Sending her two youngest children off to school this week was not a big deal for Cathy Casey, whose 5-year-old twins, Emma and Will, started kindergarten at Hawthorne School in Elmhurst.
“I’m not really sad. It’s so fun to see them make new friends and go to the same school their siblings went through,” said Casey who has another child in middle school and one in high school.
Students throughout Elmhurst returned to school over the last two weeks, and public school districts and parochial schools are reporting their enrollment figures, as well as introducing some new facilities and programs to parents and students.
Enrollment on Aug, 23, the first day of school at Elmhurst Community Unit School District 205, which includes Hawthorne School, was 8,190, said Melea Smith, a district spokesperson. That’s up from 8,140 in 2009.
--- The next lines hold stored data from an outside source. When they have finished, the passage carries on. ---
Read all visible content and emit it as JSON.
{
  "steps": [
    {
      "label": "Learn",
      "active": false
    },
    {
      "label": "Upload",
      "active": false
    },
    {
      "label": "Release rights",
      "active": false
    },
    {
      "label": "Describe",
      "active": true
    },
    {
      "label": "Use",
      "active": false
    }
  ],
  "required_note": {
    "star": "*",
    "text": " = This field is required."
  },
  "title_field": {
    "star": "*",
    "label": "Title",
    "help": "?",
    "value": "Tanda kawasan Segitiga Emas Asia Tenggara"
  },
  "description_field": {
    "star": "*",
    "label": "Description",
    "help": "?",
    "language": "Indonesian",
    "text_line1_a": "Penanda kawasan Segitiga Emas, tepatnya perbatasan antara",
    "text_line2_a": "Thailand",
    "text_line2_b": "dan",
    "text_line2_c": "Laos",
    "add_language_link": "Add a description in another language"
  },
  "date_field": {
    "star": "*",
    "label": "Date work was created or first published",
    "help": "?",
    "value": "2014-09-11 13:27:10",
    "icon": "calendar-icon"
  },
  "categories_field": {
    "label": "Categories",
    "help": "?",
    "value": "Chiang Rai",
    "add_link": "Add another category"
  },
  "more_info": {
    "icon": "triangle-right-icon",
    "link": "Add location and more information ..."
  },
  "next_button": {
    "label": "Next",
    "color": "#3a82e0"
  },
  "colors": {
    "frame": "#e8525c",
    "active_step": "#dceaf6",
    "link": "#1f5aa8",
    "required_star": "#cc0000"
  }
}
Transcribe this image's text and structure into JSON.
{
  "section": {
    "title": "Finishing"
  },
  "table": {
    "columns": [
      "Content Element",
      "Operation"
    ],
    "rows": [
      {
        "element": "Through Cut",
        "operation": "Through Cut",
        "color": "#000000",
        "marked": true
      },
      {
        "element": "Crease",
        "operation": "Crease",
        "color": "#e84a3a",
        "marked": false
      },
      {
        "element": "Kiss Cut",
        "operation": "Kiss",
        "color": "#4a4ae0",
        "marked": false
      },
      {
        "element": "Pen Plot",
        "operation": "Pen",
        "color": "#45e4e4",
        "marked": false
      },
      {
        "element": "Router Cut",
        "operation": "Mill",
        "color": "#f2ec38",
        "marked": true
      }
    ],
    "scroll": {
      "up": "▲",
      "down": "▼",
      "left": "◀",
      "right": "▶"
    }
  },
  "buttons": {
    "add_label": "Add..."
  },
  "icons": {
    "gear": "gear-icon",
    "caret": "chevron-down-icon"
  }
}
The number of students held steady compared to last year at Salt Creek Elementary School District 48, which has 491 students.
Enrollment at Immaculate Conception High School in Elmhurst is 350, an increase of ten over 2009.
“Everybody is getting situated and all the sports programs are starting this week,” said Nancy D’Amore, director of communications.
One of the new programs at the school is a boy’s lacrosse team, D’Amore said.
At Immaculate Conception Grade School, bigger changes are underway.
The school is completing construction on a new playground, a facility it had not had previously.
“It’s one of the things we’ve been dreaming of for years,” said Susan McCoyd, director of development. “We used to close off Arthur Street for recess.”
Because of a labor strike over the summer, the playground is not expected to be finished until after Labor Day. In the meantime, the children are spending their recess in Wilder Park, which is nearby.
This also is the first year the school, with 540 students in pre-school through 8th grade, has an all-day kindergarten.
“It filled up immediately,” McCoyd said.
At Timothy Christian Schools, which serves kindergarten through 8th grade, the enrollment is 1,085, which school officials said is not a big change over last year.
“We didn’t have a gain, but we didn’t have a loss,” said Rudy Gesch, director of marketing. “We’d been on a five-year growth pattern. The biggest reason families left is because of the recession.”
Ten students at Trinity High School will be coming from abroad this year. Gesch said the school’s World View program will have students from China, South Korea, Denmark and Thailand staying with host families for the school year.
The school also has renovated its athletic fields with new bleachers and a press box.